Nothing else can happen until at least after this coming weekend as I am about to be out of town for a few days.
Well. i'm not in a hurry , i just like to solve mistery
-
Suricata still hangs on interfaces with higher traffic, even though I set it to use AC-KS.
It is strange that the same message appears with the hyperscan error, although all interfaces are set to AC-KS:
[104160 - W#03] 2023-12-13 16:18:07 Error: spm-hs: Hyperscan returned fatal error -1.
-
@paulp same here:
[122730 - W#04] 2023-12-12 17:20:11 Error: spm-hs: Hyperscan returned fatal error -1.
-
@NRgia said in Suricata process dying due to hyperscan problem:
@Maltz said in Suricata process dying due to hyperscan problem:
@bmeeks said in Suricata process dying due to hyperscan problem:
I don't see the point in changing the default if users can just simply make the change manually and save it.
I think changing the default would be tremendously useful for people who have no way of knowing why Suricata is crashing over a month after the pfSense update that seemingly broke it. People who haven't, or don't have to expertise to, spend hours poring over system logs, find the right log entry to google, and make their way to this thread.

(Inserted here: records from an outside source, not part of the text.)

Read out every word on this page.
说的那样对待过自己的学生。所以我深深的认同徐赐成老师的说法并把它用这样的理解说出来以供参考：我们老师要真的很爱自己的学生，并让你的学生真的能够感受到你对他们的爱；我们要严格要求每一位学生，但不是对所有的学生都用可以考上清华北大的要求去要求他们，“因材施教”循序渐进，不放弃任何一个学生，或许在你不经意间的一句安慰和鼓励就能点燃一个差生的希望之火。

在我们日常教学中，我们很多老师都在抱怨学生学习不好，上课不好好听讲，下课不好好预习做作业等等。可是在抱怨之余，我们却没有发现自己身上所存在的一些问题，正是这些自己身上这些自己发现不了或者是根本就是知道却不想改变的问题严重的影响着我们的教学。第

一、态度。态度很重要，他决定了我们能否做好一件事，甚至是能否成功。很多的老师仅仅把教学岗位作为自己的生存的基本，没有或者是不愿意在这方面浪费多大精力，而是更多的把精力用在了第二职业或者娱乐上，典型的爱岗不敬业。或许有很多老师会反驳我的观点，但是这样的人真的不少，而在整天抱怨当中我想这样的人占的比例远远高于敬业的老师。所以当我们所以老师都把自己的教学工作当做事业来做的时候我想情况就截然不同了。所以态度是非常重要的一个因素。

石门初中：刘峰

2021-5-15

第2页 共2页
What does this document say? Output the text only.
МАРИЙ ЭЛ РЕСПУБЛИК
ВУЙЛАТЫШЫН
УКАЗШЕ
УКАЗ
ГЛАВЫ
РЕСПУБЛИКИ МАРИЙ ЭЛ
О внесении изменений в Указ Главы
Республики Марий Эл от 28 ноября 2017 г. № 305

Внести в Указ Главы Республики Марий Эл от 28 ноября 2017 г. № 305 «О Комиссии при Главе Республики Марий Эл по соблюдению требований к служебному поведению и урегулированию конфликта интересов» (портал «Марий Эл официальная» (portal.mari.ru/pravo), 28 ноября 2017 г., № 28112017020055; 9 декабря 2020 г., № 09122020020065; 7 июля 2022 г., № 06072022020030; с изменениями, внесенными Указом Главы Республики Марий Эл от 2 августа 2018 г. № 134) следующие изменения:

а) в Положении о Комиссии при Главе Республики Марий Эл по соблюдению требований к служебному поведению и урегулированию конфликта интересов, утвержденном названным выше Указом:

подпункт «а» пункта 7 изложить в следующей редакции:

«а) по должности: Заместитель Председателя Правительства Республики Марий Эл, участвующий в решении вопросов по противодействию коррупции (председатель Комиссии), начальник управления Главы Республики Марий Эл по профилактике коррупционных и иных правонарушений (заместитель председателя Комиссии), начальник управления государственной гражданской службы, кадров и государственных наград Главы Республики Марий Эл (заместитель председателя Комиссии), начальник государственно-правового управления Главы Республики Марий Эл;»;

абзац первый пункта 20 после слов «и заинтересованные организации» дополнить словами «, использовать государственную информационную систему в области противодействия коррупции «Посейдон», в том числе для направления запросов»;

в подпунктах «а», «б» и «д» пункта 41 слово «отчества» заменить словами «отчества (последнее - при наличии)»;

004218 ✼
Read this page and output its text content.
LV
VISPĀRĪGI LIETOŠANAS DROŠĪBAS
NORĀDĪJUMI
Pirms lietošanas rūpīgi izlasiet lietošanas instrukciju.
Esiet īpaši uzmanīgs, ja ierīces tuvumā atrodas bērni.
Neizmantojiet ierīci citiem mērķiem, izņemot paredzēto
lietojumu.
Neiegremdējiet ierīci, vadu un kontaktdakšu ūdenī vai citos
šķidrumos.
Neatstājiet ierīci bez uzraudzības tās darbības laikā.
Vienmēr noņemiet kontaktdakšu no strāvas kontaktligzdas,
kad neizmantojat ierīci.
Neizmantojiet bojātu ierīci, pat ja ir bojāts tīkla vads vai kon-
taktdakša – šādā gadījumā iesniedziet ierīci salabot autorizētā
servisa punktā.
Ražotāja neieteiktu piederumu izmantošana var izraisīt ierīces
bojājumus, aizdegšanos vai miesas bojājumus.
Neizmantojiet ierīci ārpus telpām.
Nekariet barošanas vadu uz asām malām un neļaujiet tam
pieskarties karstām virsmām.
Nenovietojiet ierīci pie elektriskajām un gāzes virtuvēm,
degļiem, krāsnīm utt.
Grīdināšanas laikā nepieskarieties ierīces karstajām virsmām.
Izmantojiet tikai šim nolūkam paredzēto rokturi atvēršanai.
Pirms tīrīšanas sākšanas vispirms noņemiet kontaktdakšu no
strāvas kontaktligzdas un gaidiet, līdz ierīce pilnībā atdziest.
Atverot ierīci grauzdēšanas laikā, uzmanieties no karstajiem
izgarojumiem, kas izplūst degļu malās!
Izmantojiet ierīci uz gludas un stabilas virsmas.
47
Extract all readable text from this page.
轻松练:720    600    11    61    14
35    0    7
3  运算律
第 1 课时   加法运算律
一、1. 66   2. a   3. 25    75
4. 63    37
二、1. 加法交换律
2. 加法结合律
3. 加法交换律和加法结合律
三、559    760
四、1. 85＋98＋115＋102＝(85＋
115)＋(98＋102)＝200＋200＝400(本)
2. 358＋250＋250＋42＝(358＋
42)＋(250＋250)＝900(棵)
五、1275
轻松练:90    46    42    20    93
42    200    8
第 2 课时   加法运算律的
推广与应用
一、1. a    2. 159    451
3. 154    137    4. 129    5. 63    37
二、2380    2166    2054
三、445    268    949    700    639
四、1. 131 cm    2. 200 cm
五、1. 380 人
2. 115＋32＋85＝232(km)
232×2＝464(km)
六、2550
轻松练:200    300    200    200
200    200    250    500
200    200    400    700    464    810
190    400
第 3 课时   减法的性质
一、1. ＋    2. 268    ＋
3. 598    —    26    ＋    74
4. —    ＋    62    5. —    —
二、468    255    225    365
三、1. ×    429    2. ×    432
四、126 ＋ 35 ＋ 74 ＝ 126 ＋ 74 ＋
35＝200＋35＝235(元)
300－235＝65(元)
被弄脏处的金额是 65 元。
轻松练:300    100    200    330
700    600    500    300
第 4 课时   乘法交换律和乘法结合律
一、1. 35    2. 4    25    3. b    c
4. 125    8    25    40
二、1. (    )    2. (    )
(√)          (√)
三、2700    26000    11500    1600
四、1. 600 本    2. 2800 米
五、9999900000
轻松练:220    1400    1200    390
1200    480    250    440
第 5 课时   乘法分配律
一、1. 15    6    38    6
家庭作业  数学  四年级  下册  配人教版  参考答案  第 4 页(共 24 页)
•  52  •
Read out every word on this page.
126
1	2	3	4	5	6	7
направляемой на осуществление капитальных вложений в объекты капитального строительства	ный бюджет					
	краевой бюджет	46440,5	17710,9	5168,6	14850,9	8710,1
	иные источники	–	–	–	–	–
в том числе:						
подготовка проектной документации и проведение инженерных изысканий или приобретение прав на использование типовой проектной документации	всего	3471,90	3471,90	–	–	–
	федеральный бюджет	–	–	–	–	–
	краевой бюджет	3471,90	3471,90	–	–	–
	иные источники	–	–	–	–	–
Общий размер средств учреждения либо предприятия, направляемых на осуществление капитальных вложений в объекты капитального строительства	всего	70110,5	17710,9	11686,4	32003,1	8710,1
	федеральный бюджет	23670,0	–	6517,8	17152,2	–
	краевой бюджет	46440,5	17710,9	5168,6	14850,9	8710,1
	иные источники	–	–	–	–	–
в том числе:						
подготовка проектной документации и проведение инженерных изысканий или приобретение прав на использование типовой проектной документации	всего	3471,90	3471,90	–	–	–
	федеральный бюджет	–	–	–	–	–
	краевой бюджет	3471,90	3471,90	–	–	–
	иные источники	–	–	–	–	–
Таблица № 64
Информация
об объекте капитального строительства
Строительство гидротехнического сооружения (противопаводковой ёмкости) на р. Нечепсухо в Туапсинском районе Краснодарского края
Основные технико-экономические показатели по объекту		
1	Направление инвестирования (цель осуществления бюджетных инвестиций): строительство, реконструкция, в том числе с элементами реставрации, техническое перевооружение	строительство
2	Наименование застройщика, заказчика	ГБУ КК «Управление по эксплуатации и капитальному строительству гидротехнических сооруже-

I beg to differ, why force everybody to use some settings as workaround, in order to track down an issue? This is not a test branch. As far as I understood from the posts here, this happens only if Suricata is in Legacy Mode. For example I use Suricata in inline mode on WAN and also on LAN with multiple VLANS and I don't encounter this issue. I'm not saying that we should not attempt to fix this, but forcing all of us to use the proposed defaults is bad practice.
Let me rephrase: Changing the logic around the default "Auto" setting would be useful. If AC-BS is the only one that works reliably in Legacy Mode (it's the only one that works for me at any rate) then that's the one "Auto" should choose.
-
@Maltz
Exactly which is why i proposed it. As someone pointed out this isnt the dev branch this is the 'prod' branch so change the default to what is working for most instead of having people guess what the issue is, google it, find your way to the forum post and now a forum post which is already a 205 posts topic. Now the person needs to read all of this to conclude Hyperscan doesnt work. -
This issue is incredibly frustrating to pin down. It took a full day, but I just saw the Hyperscan error on one of my VMs. The ASLR change does seem to significantly improve my ability to start Suricata instances and keep them running but, it's not a viable workaround. I've switched over to AC-BS. I'll watch this for a few days and see what happens.
-
Good news! At least I hope so :)
I changed Pattern Match to AC-BS and for now I see it has been working for about 20 hours.
With the Pattern Matcher Algorithm set to Auto, AC-KS or Hyperscan, Suricata stopped after a few hours on the interfaces that had higher traffic.